Ski Season: How to Train Your Body
To properly train for ski season, we have to work on strength, resistance, agility and coordination.
If you’re used to escaping to the ski slopes to practice your favorite sport, whether you’re a novice or an expert skier you’ll know that skiing comes with certain risks. Learn how to reduce these risks so that you can enjoy an unforgettable ski season!
Fortunately, the majority of the implicit risks involved in the sport can be minimized with adequate preparation. In the following article, you’ll find some keys for a positive ski season without interruption from injury.
General rules for ski season
Before beginning the specific exercises for each muscle group, we need to clarify a few factors. The first is that the body takes some time to adapt. So, if you’re starting from zero, you’ll need to do these exercises for a minimum of three weeks before you go skiing.
The ideal frequency for training is three times a week, alternating days. That’s to say, not to train two days in a row or to let more than one day pass without exercising.
On the other hand, you’ll gradually need to increase your effort. That means starting with basic exercise and adding weight slowly, giving the body time to adjust. While we all have to prevent injuries during ski season, we also have to prevent them before it begins!
Agility training for ski season
It’s also important to understand that we not only have to strength train, but also train our agility, balance, resistance, and coordination. All of these factors are important when we’re skiing down a mountain at high speed!
And finally, we must understand that while correct physical training can prevent many injuries, it can’t prevent every injury. If we don’t ski carefully, a fall and trauma will always be harmful. We must respect the rules of the slopes and keep in mind our own abilities, the weather, and the state of the snow when we are choosing our route.
Using our legs is fundamental come ski time, but this also means that they can easily and frequently become injured. When we get to ski season, we have to make sure we have strong, resistant legs in order to protect our joints and so that we can calmly enjoy skiing. Here are some exercises that can help us achieve this:
- Squats: the basic exercise for the quadriceps and hamstrings. On your feet, bend your knees so that your glutes are out, slowly lowering with a straight back, without letting your knees protrude over the tips of your toes. Try it out with both legs, and later on, try it with just one at a time.
- Lateral steps: first, stand beside an obstacle such as a step or a box; the idea is to get from one side to the other as quickly as possible. If you’re to the left of the obstacle, raise the right foot onto the obstacle, then the left foot, and then lower the right and then the left on to the ground. Now, in reverse: left, right, left, right. To increase the difficulty, you can do the steps while holding on to weight or a dumbbell.

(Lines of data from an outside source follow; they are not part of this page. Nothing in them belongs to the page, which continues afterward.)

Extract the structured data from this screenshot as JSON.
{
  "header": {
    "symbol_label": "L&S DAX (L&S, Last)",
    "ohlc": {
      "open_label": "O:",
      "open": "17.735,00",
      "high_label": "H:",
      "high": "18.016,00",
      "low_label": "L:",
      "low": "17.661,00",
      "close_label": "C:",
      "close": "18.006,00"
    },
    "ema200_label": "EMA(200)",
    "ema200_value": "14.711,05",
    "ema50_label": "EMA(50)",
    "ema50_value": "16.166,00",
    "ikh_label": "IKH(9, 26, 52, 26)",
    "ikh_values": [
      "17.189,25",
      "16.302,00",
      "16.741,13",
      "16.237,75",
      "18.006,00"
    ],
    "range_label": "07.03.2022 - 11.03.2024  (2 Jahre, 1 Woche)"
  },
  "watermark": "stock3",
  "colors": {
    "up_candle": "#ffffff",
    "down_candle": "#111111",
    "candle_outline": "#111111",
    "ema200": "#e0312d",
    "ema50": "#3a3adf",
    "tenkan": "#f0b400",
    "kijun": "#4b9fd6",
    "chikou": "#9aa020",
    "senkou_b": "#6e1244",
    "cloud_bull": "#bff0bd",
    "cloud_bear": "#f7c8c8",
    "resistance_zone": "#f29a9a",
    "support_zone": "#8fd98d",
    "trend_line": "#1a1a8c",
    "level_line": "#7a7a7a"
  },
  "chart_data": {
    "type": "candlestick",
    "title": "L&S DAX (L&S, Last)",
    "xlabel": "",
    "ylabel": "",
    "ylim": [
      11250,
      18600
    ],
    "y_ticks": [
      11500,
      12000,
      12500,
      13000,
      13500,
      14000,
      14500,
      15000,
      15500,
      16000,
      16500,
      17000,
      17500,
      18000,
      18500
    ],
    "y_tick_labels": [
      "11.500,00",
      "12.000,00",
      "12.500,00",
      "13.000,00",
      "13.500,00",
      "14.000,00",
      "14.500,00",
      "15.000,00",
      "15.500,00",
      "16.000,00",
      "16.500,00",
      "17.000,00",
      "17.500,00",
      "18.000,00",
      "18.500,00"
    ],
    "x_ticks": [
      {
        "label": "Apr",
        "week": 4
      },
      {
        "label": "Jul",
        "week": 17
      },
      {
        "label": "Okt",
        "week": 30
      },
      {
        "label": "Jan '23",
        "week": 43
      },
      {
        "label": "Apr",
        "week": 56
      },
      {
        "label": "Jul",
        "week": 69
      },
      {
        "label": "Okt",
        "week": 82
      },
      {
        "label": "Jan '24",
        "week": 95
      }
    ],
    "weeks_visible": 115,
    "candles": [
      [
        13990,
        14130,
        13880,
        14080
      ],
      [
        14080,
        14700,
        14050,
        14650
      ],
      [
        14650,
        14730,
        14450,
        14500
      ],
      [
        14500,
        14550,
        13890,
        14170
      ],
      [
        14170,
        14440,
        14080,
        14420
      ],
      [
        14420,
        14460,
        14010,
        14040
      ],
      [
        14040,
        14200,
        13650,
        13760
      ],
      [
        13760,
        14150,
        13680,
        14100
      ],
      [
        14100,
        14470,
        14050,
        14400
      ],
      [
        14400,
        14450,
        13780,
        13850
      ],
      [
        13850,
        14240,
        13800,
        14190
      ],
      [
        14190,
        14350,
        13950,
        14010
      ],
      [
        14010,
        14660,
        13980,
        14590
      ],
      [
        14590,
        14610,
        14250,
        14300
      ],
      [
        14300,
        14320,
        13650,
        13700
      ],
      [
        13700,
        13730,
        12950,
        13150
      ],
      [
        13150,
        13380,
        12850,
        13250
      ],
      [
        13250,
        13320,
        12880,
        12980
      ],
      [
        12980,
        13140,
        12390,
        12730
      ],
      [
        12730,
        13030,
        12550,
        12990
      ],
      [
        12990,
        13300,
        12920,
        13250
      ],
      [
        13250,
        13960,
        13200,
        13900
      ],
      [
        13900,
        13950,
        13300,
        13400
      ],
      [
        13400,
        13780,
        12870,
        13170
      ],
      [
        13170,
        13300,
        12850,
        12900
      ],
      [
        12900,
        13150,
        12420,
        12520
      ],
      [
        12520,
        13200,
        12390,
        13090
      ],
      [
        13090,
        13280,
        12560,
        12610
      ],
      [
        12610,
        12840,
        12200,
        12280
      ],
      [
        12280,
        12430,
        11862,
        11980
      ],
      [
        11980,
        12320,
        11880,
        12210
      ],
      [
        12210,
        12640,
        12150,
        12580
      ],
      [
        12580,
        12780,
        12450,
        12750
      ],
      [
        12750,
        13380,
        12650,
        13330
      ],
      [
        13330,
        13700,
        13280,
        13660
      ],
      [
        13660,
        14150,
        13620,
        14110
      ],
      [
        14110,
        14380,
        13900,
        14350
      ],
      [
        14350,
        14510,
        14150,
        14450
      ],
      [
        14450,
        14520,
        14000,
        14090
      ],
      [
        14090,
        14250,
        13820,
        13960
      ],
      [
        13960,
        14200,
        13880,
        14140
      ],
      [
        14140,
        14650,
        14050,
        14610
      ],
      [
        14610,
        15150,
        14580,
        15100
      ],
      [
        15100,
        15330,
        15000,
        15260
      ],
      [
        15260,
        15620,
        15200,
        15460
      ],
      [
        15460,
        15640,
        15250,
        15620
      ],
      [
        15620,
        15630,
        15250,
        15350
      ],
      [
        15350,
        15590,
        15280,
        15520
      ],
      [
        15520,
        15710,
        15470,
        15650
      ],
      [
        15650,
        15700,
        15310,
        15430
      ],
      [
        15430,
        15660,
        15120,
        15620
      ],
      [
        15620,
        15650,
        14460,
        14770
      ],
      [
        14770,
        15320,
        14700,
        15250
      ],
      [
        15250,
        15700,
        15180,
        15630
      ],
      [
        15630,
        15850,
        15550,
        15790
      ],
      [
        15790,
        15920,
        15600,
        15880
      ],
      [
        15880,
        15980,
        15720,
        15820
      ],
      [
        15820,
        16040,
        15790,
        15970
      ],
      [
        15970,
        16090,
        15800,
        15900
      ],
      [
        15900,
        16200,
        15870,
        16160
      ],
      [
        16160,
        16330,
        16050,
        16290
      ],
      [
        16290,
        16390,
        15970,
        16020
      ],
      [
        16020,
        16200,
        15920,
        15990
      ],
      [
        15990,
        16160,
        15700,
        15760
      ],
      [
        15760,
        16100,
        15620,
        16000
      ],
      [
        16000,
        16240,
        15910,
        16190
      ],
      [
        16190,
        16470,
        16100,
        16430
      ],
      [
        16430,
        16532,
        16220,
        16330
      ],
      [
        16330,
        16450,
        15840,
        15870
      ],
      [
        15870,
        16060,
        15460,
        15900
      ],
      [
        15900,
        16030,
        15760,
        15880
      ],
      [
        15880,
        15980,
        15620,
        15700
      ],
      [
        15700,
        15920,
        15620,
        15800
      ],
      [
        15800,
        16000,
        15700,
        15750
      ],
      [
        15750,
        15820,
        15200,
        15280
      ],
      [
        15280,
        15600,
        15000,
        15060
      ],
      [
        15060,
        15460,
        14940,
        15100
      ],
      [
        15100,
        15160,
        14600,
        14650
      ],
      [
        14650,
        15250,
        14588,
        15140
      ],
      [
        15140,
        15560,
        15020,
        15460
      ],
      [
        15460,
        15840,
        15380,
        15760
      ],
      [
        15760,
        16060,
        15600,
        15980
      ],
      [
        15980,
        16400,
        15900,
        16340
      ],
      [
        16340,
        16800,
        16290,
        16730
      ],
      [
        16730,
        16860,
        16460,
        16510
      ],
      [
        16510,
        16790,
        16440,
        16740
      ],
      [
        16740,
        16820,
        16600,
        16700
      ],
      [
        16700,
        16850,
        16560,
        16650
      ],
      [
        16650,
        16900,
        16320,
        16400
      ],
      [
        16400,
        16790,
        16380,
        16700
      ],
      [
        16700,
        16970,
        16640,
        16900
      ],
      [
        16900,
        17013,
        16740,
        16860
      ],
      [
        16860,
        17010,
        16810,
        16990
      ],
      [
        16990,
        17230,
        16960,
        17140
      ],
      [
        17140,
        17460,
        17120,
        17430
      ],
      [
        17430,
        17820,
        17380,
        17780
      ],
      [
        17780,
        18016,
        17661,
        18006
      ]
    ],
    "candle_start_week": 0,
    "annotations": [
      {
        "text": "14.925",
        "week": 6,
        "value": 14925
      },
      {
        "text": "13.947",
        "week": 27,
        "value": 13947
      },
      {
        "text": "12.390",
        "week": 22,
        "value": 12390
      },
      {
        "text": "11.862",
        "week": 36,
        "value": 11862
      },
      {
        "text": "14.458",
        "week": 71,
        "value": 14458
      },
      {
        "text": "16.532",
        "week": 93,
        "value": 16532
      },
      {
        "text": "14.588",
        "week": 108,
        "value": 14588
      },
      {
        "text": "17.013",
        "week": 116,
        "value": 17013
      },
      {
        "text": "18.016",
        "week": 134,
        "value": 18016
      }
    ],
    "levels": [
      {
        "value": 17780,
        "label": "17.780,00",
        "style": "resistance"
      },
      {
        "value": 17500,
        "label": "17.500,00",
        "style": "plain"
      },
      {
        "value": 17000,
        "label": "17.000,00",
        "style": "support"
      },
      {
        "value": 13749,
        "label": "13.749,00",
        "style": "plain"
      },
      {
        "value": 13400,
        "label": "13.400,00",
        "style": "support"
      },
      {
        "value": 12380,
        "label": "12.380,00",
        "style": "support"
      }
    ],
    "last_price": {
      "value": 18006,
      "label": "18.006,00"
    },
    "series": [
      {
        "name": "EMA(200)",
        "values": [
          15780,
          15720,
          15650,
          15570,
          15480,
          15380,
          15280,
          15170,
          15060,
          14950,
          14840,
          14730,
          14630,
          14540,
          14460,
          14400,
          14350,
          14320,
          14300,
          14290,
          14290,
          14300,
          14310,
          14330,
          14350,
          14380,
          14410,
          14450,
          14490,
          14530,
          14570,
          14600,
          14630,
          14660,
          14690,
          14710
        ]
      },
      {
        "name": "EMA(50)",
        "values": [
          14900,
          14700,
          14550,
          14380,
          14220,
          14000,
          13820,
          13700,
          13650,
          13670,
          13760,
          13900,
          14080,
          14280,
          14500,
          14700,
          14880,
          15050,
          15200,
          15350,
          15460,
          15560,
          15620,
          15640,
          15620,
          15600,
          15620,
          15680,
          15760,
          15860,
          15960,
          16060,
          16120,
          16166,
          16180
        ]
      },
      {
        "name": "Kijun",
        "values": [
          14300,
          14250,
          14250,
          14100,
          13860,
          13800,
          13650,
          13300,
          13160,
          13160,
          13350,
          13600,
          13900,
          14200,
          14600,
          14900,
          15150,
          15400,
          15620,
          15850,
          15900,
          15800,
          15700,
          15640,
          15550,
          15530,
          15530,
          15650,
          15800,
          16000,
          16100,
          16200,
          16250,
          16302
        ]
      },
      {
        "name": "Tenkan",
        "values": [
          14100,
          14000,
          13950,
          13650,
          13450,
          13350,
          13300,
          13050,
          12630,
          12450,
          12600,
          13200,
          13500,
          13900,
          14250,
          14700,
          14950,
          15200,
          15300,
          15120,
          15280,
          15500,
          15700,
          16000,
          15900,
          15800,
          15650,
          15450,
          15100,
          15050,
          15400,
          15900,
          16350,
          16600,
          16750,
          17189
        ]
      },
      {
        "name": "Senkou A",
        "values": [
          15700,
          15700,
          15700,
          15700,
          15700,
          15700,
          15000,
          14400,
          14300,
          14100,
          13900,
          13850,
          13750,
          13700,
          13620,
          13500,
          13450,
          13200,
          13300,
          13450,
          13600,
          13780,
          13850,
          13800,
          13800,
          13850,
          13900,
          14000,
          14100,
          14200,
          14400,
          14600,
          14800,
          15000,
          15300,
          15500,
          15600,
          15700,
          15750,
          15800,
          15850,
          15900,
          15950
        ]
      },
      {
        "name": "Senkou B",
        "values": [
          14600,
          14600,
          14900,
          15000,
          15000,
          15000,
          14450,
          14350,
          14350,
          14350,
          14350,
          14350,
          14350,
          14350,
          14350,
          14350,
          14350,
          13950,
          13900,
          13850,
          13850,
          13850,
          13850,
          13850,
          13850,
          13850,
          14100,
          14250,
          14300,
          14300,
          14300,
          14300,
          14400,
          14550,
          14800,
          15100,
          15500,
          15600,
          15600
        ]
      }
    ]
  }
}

- Lateral lunges: start on your feet, facing forward. Open a leg outward and then lower it, again without letting the knee pass in front of the toes. Return to the starting position and then do the lunge to the other side.
- Zig-zag: place objects in a way that makes you move to each side of them. Run from the start to the end of the circuit that you’ve created, passing outside the obstacles and touching them with your hand.
- High jumps: stand on top of a box or a similar object. Jump forward and, upon landing, bend your knees until they’re 90 degrees.
- Abductors with an elastic band: place an elastic band around the ankles and knees and slowly open and close the legs. You can do these seated, standing, to one side and then the other, or alternating the leg that uses force.
It’s worth mentioning that all of these exercises can be done with a Bosu ball for added difficulty.
Other exercises for ski season
In addition to the legs, it’s good to have a strong core, and we also need a certain level of general cardio resistance to have a good ski season. To train these zones of the body, the following exercises are good examples:
- Jumping burpees. This exercise consists of jumping and clapping the hands above the head, and then shooting your legs out behind you and doing a pushup.
- Front plank. A classic for the core: in a horizontal position, we support the entire weight of the body on the forearms and the toes. Hold the pose for thirty seconds, with the back straight, and then rest.
- Deadweight and rowing. On your feet, holding a bar with weights or dumbbells, open the legs and hands hips-width distance apart. Lower your back (until it’s nearly 90 degrees with your hips, but always staying straight) and the knees flexed. Once lowered, bring the weight (or weights) to your bellybutton three times and then raise to starting position. With this exercise (featured on the cover) you work the lumbar zone, legs, and arms.
To close, remember that every exercise routine needs to be planned with a professional, responsible for supervising its implementation as well. If you aren’t a skiing expert, find an instructor so that you can enjoy the activity with the least risk possible.